Section5: Implementation And Performance

5.1 Implementation Results:

The implementation result and performance of TRIDENT are shown in this Section. After implementation, the FPGA hardware resource utilization is shown in the table below. The shortage of DSP slices and LUTs used in modular multipliers is the main bottleneck in the design to achieve better performance.

Usage Total Percentage
CLB LUT 533050 871680 61.15%
CLB Registers 835492 1743360 47.92%
LUT as Memory 87548 403200 21.71%
Block Ram Tile 61.5 1344 5%
DSP slices 4108 5952 70.01%
Carry8 54657 108960 50.16%
F7 Muxes 1213 435840 0.2%
F8 Muxes 37 217920 0.01%

Implementation Results:

device.png

Timing Information: The working frequency of Poseidon IP is set at 100MHz and the timing report of Vivado implementation is shown below. The current design is just enough to meet the target frequency. And this frequency is still below our expectation of 250MHz, which is the output frequency of XDMA IP. In order to get a higher throughput, we will continue to improve it by cutting the critical path in our design.

timing.jpg

5.2 Performance Of TRIDENT

In TRIDENT, two ways have been used to measure the performance of the whole system.

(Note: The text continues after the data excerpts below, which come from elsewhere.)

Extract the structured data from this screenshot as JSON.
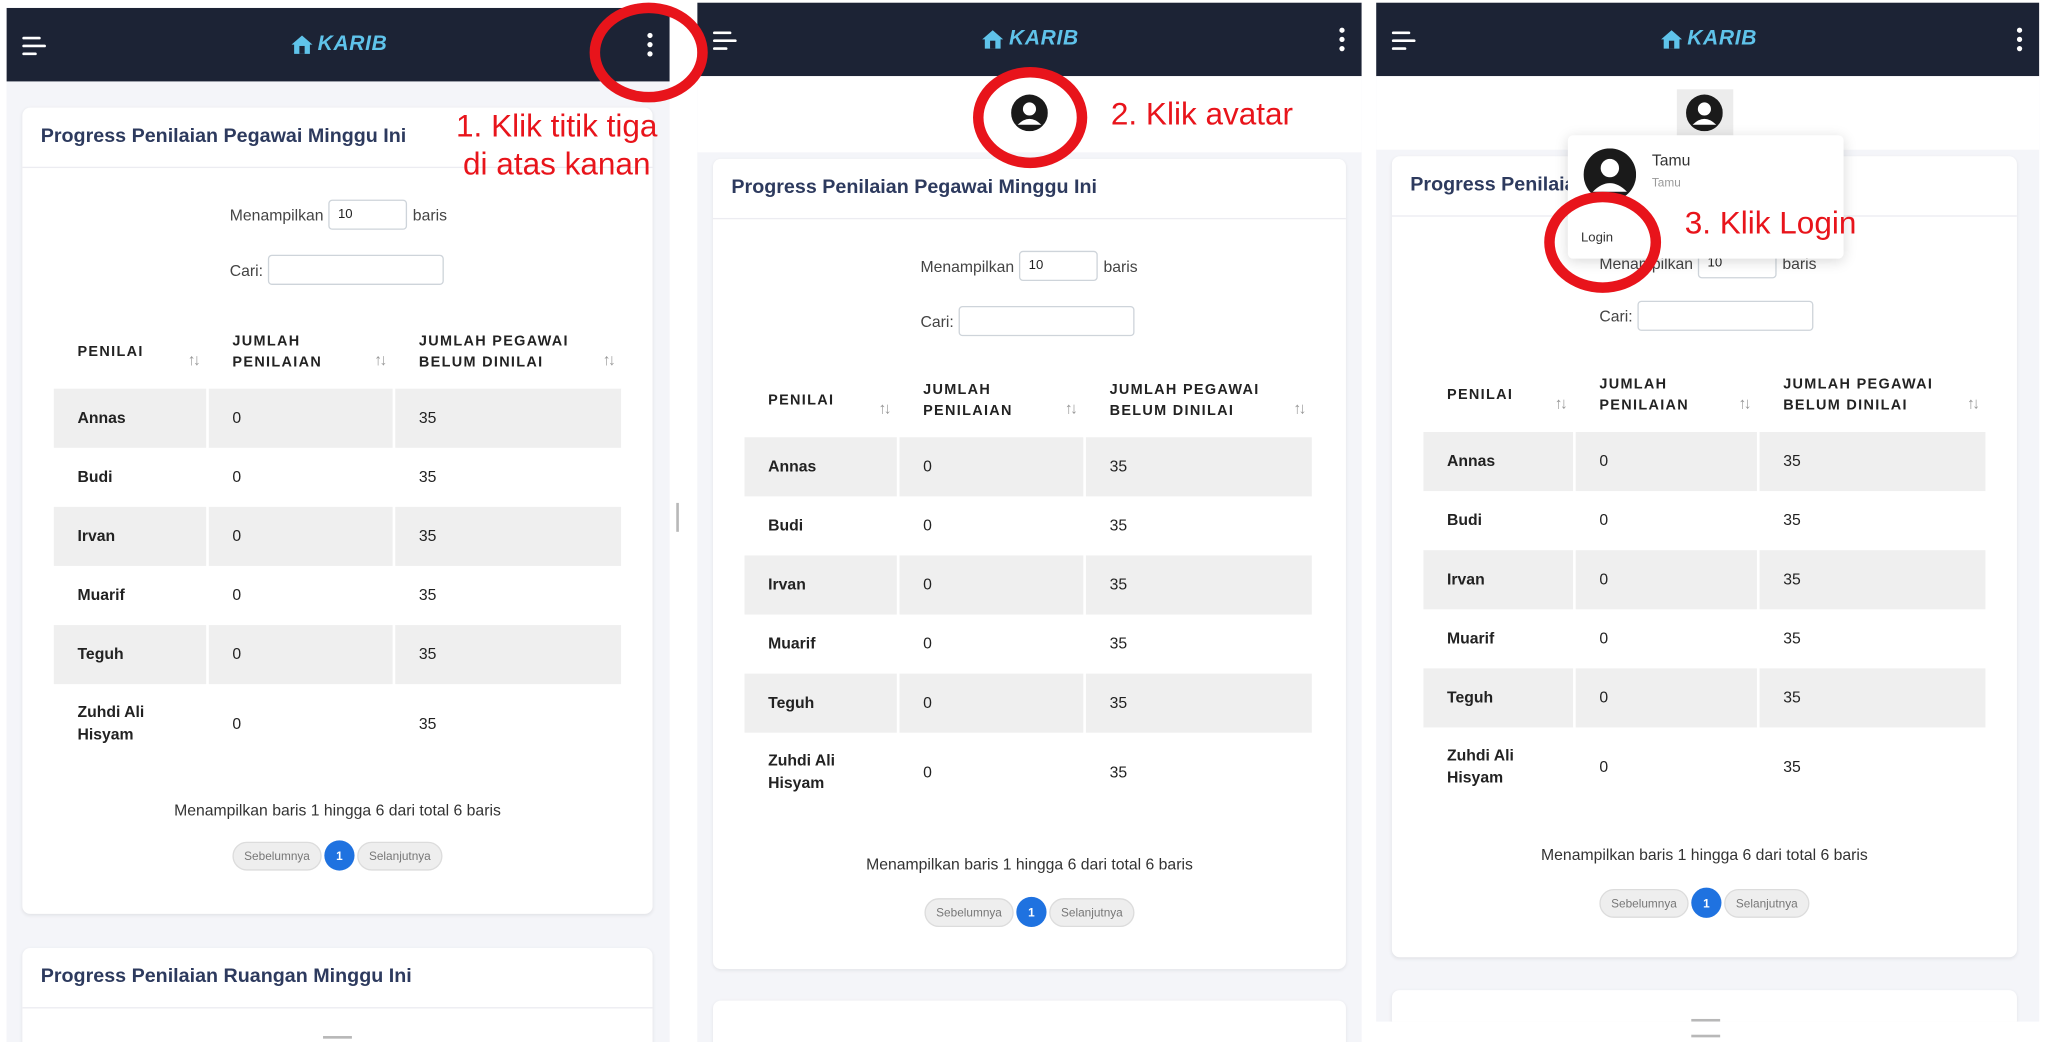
{
  "app": {
    "brand": "KARIB"
  },
  "icons": {
    "menu": "hamburger-menu-icon",
    "more": "kebab-menu-icon",
    "avatar": "user-avatar-icon",
    "sort": "sort-arrows-icon"
  },
  "colors": {
    "topbar": "#1c2335",
    "brand": "#5fc3ea",
    "accent": "#1f72e0",
    "annotation": "#e8141b"
  },
  "annotations": {
    "step1_line1": "1. Klik titik tiga",
    "step1_line2": "di atas kanan",
    "step2": "2. Klik avatar",
    "step3": "3. Klik Login"
  },
  "card": {
    "title": "Progress Penilaian Pegawai Minggu Ini",
    "show_label": "Menampilkan",
    "show_value": "10",
    "show_suffix": "baris",
    "search_label": "Cari:",
    "columns": [
      {
        "line1": "PENILAI",
        "line2": ""
      },
      {
        "line1": "JUMLAH",
        "line2": "PENILAIAN"
      },
      {
        "line1": "JUMLAH PEGAWAI",
        "line2": "BELUM DINILAI"
      }
    ],
    "rows": [
      {
        "name": "Annas",
        "jumlah": "0",
        "belum": "35"
      },
      {
        "name": "Budi",
        "jumlah": "0",
        "belum": "35"
      },
      {
        "name": "Irvan",
        "jumlah": "0",
        "belum": "35"
      },
      {
        "name": "Muarif",
        "jumlah": "0",
        "belum": "35"
      },
      {
        "name": "Teguh",
        "jumlah": "0",
        "belum": "35"
      },
      {
        "name": "Zuhdi Ali Hisyam",
        "jumlah": "0",
        "belum": "35"
      }
    ],
    "info": "Menampilkan baris 1 hingga 6 dari total 6 baris",
    "prev": "Sebelumnya",
    "page": "1",
    "next": "Selanjutnya"
  },
  "card2": {
    "title": "Progress Penilaian Ruangan Minggu Ini"
  },
  "dropdown": {
    "user_name": "Tamu",
    "user_role": "Tamu",
    "login": "Login"
  }
}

The first one: we write a C program, which directly sends preimages to and receives hash results from FPGA, and calculates the whole duration time from sending the first preimage to the reception of the last hash result. The exact performance of TRIDENT in three kinds of length preimages is shown in the table below. For arity2, TRIDENT finish 850000 hashes in 0.877s and its data transfer rate can reach 29.1651 MB/s, which means in one second it can finish the computation of approximately 1M hashes.

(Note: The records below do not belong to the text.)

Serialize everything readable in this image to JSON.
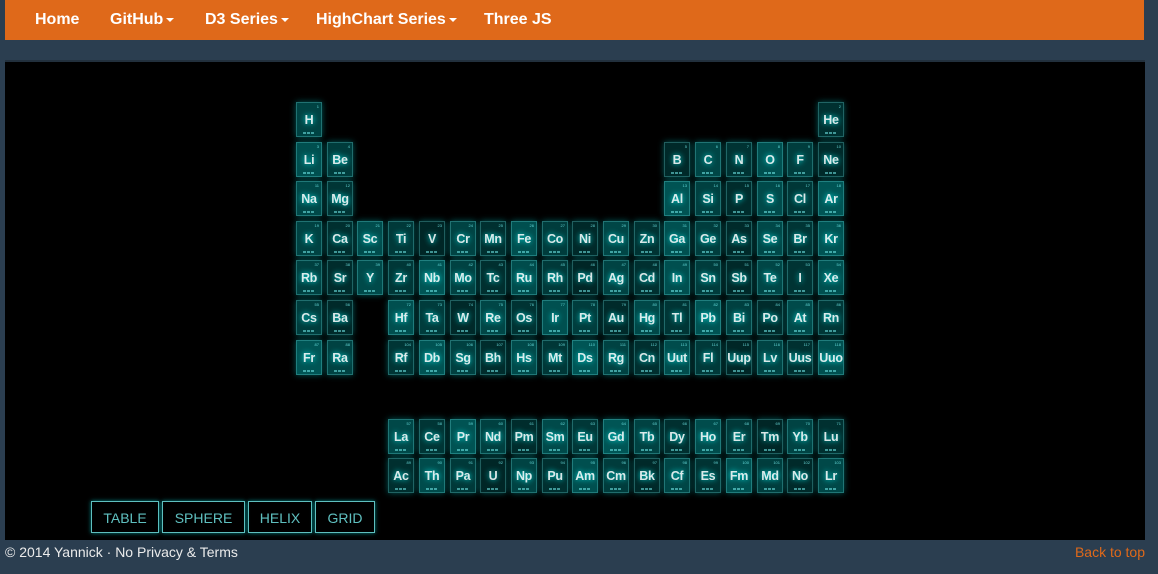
{
  "nav": {
    "items": [
      {
        "label": "Home",
        "dropdown": false
      },
      {
        "label": "GitHub",
        "dropdown": true
      },
      {
        "label": "D3 Series",
        "dropdown": true
      },
      {
        "label": "HighChart Series",
        "dropdown": true
      },
      {
        "label": "Three JS",
        "dropdown": false
      }
    ]
  },
  "colors": {
    "navbar": "#df691a",
    "page_bg": "#2b3e50",
    "stage_bg": "#000000",
    "tile_glow": "#00ffff"
  },
  "periodic_table": {
    "elements": [
      {
        "sym": "H",
        "n": 1,
        "col": 1,
        "row": 1
      },
      {
        "sym": "He",
        "n": 2,
        "col": 18,
        "row": 1
      },
      {
        "sym": "Li",
        "n": 3,
        "col": 1,
        "row": 2
      },
      {
        "sym": "Be",
        "n": 4,
        "col": 2,
        "row": 2
      },
      {
        "sym": "B",
        "n": 5,
        "col": 13,
        "row": 2
      },
      {
        "sym": "C",
        "n": 6,
        "col": 14,
        "row": 2
      },
      {
        "sym": "N",
        "n": 7,
        "col": 15,
        "row": 2
      },
      {
        "sym": "O",
        "n": 8,
        "col": 16,
        "row": 2
      },
      {
        "sym": "F",
        "n": 9,
        "col": 17,
        "row": 2
      },
      {
        "sym": "Ne",
        "n": 10,
        "col": 18,
        "row": 2
      },
      {
        "sym": "Na",
        "n": 11,
        "col": 1,
        "row": 3
      },
      {
        "sym": "Mg",
        "n": 12,
        "col": 2,
        "row": 3
      },
      {
        "sym": "Al",
        "n": 13,
        "col": 13,
        "row": 3
      },
      {
        "sym": "Si",
        "n": 14,
        "col": 14,
        "row": 3
      },
      {
        "sym": "P",
        "n": 15,
        "col": 15,
        "row": 3
      },
      {
        "sym": "S",
        "n": 16,
        "col": 16,
        "row": 3
      },
      {
        "sym": "Cl",
        "n": 17,
        "col": 17,
        "row": 3
      },
      {
        "sym": "Ar",
        "n": 18,
        "col": 18,
        "row": 3
      },
      {
        "sym": "K",
        "n": 19,
        "col": 1,
        "row": 4
      },
      {
        "sym": "Ca",
        "n": 20,
        "col": 2,
        "row": 4
      },
      {
        "sym": "Sc",
        "n": 21,
        "col": 3,
        "row": 4
      },
      {
        "sym": "Ti",
        "n": 22,
        "col": 4,
        "row": 4
      },
      {
        "sym": "V",
        "n": 23,
        "col": 5,
        "row": 4
      },
      {
        "sym": "Cr",
        "n": 24,
        "col": 6,
        "row": 4
      },
      {
        "sym": "Mn",
        "n": 25,
        "col": 7,
        "row": 4
      },
      {
        "sym": "Fe",
        "n": 26,
        "col": 8,
        "row": 4
      },
      {
        "sym": "Co",
        "n": 27,
        "col": 9,
        "row": 4
      },
      {
        "sym": "Ni",
        "n": 28,
        "col": 10,
        "row": 4
      },
      {
        "sym": "Cu",
        "n": 29,
        "col": 11,
        "row": 4
      },
      {
        "sym": "Zn",
        "n": 30,
        "col": 12,
        "row": 4
      },
      {
        "sym": "Ga",
        "n": 31,
        "col": 13,
        "row": 4
      },
      {
        "sym": "Ge",
        "n": 32,
        "col": 14,
        "row": 4
      },
      {
        "sym": "As",
        "n": 33,
        "col": 15,
        "row": 4
      },
      {
        "sym": "Se",
        "n": 34,
        "col": 16,
        "row": 4
      },
      {
        "sym": "Br",
        "n": 35,
        "col": 17,
        "row": 4
      },
      {
        "sym": "Kr",
        "n": 36,
        "col": 18,
        "row": 4
      },
      {
        "sym": "Rb",
        "n": 37,
        "col": 1,
        "row": 5
      },
      {
        "sym": "Sr",
        "n": 38,
        "col": 2,
        "row": 5
      },
      {
        "sym": "Y",
        "n": 39,
        "col": 3,
        "row": 5
      },
      {
        "sym": "Zr",
        "n": 40,
        "col": 4,
        "row": 5
      },
      {
        "sym": "Nb",
        "n": 41,
        "col": 5,
        "row": 5
      },
      {
        "sym": "Mo",
        "n": 42,
        "col": 6,
        "row": 5
      },
      {
        "sym": "Tc",
        "n": 43,
        "col": 7,
        "row": 5
      },
      {
        "sym": "Ru",
        "n": 44,
        "col": 8,
        "row": 5
      },
      {
        "sym": "Rh",
        "n": 45,
        "col": 9,
        "row": 5
      },
      {
        "sym": "Pd",
        "n": 46,
        "col": 10,
        "row": 5
      },
      {
        "sym": "Ag",
        "n": 47,
        "col": 11,
        "row": 5
      },
      {
        "sym": "Cd",
        "n": 48,
        "col": 12,
        "row": 5
      },
      {
        "sym": "In",
        "n": 49,
        "col": 13,
        "row": 5
      },
      {
        "sym": "Sn",
        "n": 50,
        "col": 14,
        "row": 5
      },
      {
        "sym": "Sb",
        "n": 51,
        "col": 15,
        "row": 5
      },
      {
        "sym": "Te",
        "n": 52,
        "col": 16,
        "row": 5
      },
      {
        "sym": "I",
        "n": 53,
        "col": 17,
        "row": 5
      },
      {
        "sym": "Xe",
        "n": 54,
        "col": 18,
        "row": 5
      },
      {
        "sym": "Cs",
        "n": 55,
        "col": 1,
        "row": 6
      },
      {
        "sym": "Ba",
        "n": 56,
        "col": 2,
        "row": 6
      },
      {
        "sym": "Hf",
        "n": 72,
        "col": 4,
        "row": 6
      },
      {
        "sym": "Ta",
        "n": 73,
        "col": 5,
        "row": 6
      },
      {
        "sym": "W",
        "n": 74,
        "col": 6,
        "row": 6
      },
      {
        "sym": "Re",
        "n": 75,
        "col": 7,
        "row": 6
      },
      {
        "sym": "Os",
        "n": 76,
        "col": 8,
        "row": 6
      },
      {
        "sym": "Ir",
        "n": 77,
        "col": 9,
        "row": 6
      },
      {
        "sym": "Pt",
        "n": 78,
        "col": 10,
        "row": 6
      },
      {
        "sym": "Au",
        "n": 79,
        "col": 11,
        "row": 6
      },
      {
        "sym": "Hg",
        "n": 80,
        "col": 12,
        "row": 6
      },
      {
        "sym": "Tl",
        "n": 81,
        "col": 13,
        "row": 6
      },
      {
        "sym": "Pb",
        "n": 82,
        "col": 14,
        "row": 6
      },
      {
        "sym": "Bi",
        "n": 83,
        "col": 15,
        "row": 6
      },
      {
        "sym": "Po",
        "n": 84,
        "col": 16,
        "row": 6
      },
      {
        "sym": "At",
        "n": 85,
        "col": 17,
        "row": 6
      },
      {
        "sym": "Rn",
        "n": 86,
        "col": 18,
        "row": 6
      },
      {
        "sym": "Fr",
        "n": 87,
        "col": 1,
        "row": 7
      },
      {
        "sym": "Ra",
        "n": 88,
        "col": 2,
        "row": 7
      },
      {
        "sym": "Rf",
        "n": 104,
        "col": 4,
        "row": 7
      },
      {
        "sym": "Db",
        "n": 105,
        "col": 5,
        "row": 7
      },
      {
        "sym": "Sg",
        "n": 106,
        "col": 6,
        "row": 7
      },
      {
        "sym": "Bh",
        "n": 107,
        "col": 7,
        "row": 7
      },
      {
        "sym": "Hs",
        "n": 108,
        "col": 8,
        "row": 7
      },
      {
        "sym": "Mt",
        "n": 109,
        "col": 9,
        "row": 7
      },
      {
        "sym": "Ds",
        "n": 110,
        "col": 10,
        "row": 7
      },
      {
        "sym": "Rg",
        "n": 111,
        "col": 11,
        "row": 7
      },
      {
        "sym": "Cn",
        "n": 112,
        "col": 12,
        "row": 7
      },
      {
        "sym": "Uut",
        "n": 113,
        "col": 13,
        "row": 7
      },
      {
        "sym": "Fl",
        "n": 114,
        "col": 14,
        "row": 7
      },
      {
        "sym": "Uup",
        "n": 115,
        "col": 15,
        "row": 7
      },
      {
        "sym": "Lv",
        "n": 116,
        "col": 16,
        "row": 7
      },
      {
        "sym": "Uus",
        "n": 117,
        "col": 17,
        "row": 7
      },
      {
        "sym": "Uuo",
        "n": 118,
        "col": 18,
        "row": 7
      },
      {
        "sym": "La",
        "n": 57,
        "col": 4,
        "row": 9
      },
      {
        "sym": "Ce",
        "n": 58,
        "col": 5,
        "row": 9
      },
      {
        "sym": "Pr",
        "n": 59,
        "col": 6,
        "row": 9
      },
      {
        "sym": "Nd",
        "n": 60,
        "col": 7,
        "row": 9
      },
      {
        "sym": "Pm",
        "n": 61,
        "col": 8,
        "row": 9
      },
      {
        "sym": "Sm",
        "n": 62,
        "col": 9,
        "row": 9
      },
      {
        "sym": "Eu",
        "n": 63,
        "col": 10,
        "row": 9
      },
      {
        "sym": "Gd",
        "n": 64,
        "col": 11,
        "row": 9
      },
      {
        "sym": "Tb",
        "n": 65,
        "col": 12,
        "row": 9
      },
      {
        "sym": "Dy",
        "n": 66,
        "col": 13,
        "row": 9
      },
      {
        "sym": "Ho",
        "n": 67,
        "col": 14,
        "row": 9
      },
      {
        "sym": "Er",
        "n": 68,
        "col": 15,
        "row": 9
      },
      {
        "sym": "Tm",
        "n": 69,
        "col": 16,
        "row": 9
      },
      {
        "sym": "Yb",
        "n": 70,
        "col": 17,
        "row": 9
      },
      {
        "sym": "Lu",
        "n": 71,
        "col": 18,
        "row": 9
      },
      {
        "sym": "Ac",
        "n": 89,
        "col": 4,
        "row": 10
      },
      {
        "sym": "Th",
        "n": 90,
        "col": 5,
        "row": 10
      },
      {
        "sym": "Pa",
        "n": 91,
        "col": 6,
        "row": 10
      },
      {
        "sym": "U",
        "n": 92,
        "col": 7,
        "row": 10
      },
      {
        "sym": "Np",
        "n": 93,
        "col": 8,
        "row": 10
      },
      {
        "sym": "Pu",
        "n": 94,
        "col": 9,
        "row": 10
      },
      {
        "sym": "Am",
        "n": 95,
        "col": 10,
        "row": 10
      },
      {
        "sym": "Cm",
        "n": 96,
        "col": 11,
        "row": 10
      },
      {
        "sym": "Bk",
        "n": 97,
        "col": 12,
        "row": 10
      },
      {
        "sym": "Cf",
        "n": 98,
        "col": 13,
        "row": 10
      },
      {
        "sym": "Es",
        "n": 99,
        "col": 14,
        "row": 10
      },
      {
        "sym": "Fm",
        "n": 100,
        "col": 15,
        "row": 10
      },
      {
        "sym": "Md",
        "n": 101,
        "col": 16,
        "row": 10
      },
      {
        "sym": "No",
        "n": 102,
        "col": 17,
        "row": 10
      },
      {
        "sym": "Lr",
        "n": 103,
        "col": 18,
        "row": 10
      }
    ]
  },
  "menu": {
    "buttons": [
      {
        "label": "TABLE"
      },
      {
        "label": "SPHERE"
      },
      {
        "label": "HELIX"
      },
      {
        "label": "GRID"
      }
    ]
  },
  "footer": {
    "copyright": "© 2014 Yannick · No Privacy & Terms",
    "back_to_top": "Back to top"
  }
}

preimage num hash duration(s) transfer rate(MB/s) hash rate(hash/s)
arity 2 850000 0.877 29.1651 MB/s 0.991 Mhash/s
arity 8 250000 0.697 s 11.4776 MB/s 358 Khash/s
arity 11 100000 0.328 s 9.75053 MB/s 305 Khash/s

The second one: as we mention above, TRIDENT also provides a Rust-based software API for Lotus, a Filecoin node implementation, so that Lotus can employ the FPGA to accelerate the sealing process as the usage of GPU. And in Lotus, there is a specific benchmark program, lotus-bench, which can measure the performance of different computation processes in Filecoin mining precisely. And we use lotus-bench to test the performance of GPU, CPU, and TRIDENT in the sealing process which needs Poseidon hashers respectively. The result is shown in the table below:

Model Sector Size Duration Transfer Rate
GPU Nvidia RTX 3070 512 MiB 10.855 s 47.17 MiB/s
CPU AMD Ryzen 5900 512 MiB 40.723 s 7.41 MiB/s
TRIDENT Xilinx Varium C1100 512 MiB 32.713 15.65 MiB/s

In the performance results above, we can see that TRIDENT‘s hash rate can achieve more than two times of CPU’s rate but still fall behind GPU‘s hash speed. But given the great power consumption of GPU, TRIDENT can still have a better performance-power ratio. And the power consumption of TRIDENT is shown in the picture below:

power.png

We can see that the total On-chip power of FPGA is 24.823W and the maximum power consumption in the specification of RTX 3070 revealed on Nvidia’s official website is 220W. It’s obvious that FPGA is much more efficient than GPU in terms of performance-power ratio.

Although TRIDENT is currently weaker than GPU in performance, we have seen a lot of room for improvement. And we perceive that the improvement mainly comes from three aspects:

  1. optimizing the timing of the current design to reach a higher frequency;
  2. innovating the structure of the arithmetic modules to achieve a better performance-area ratio;
  3. modifying the architecture of the accelerator IP and the whole FPGA system to improve the utilization of arithmetic modules.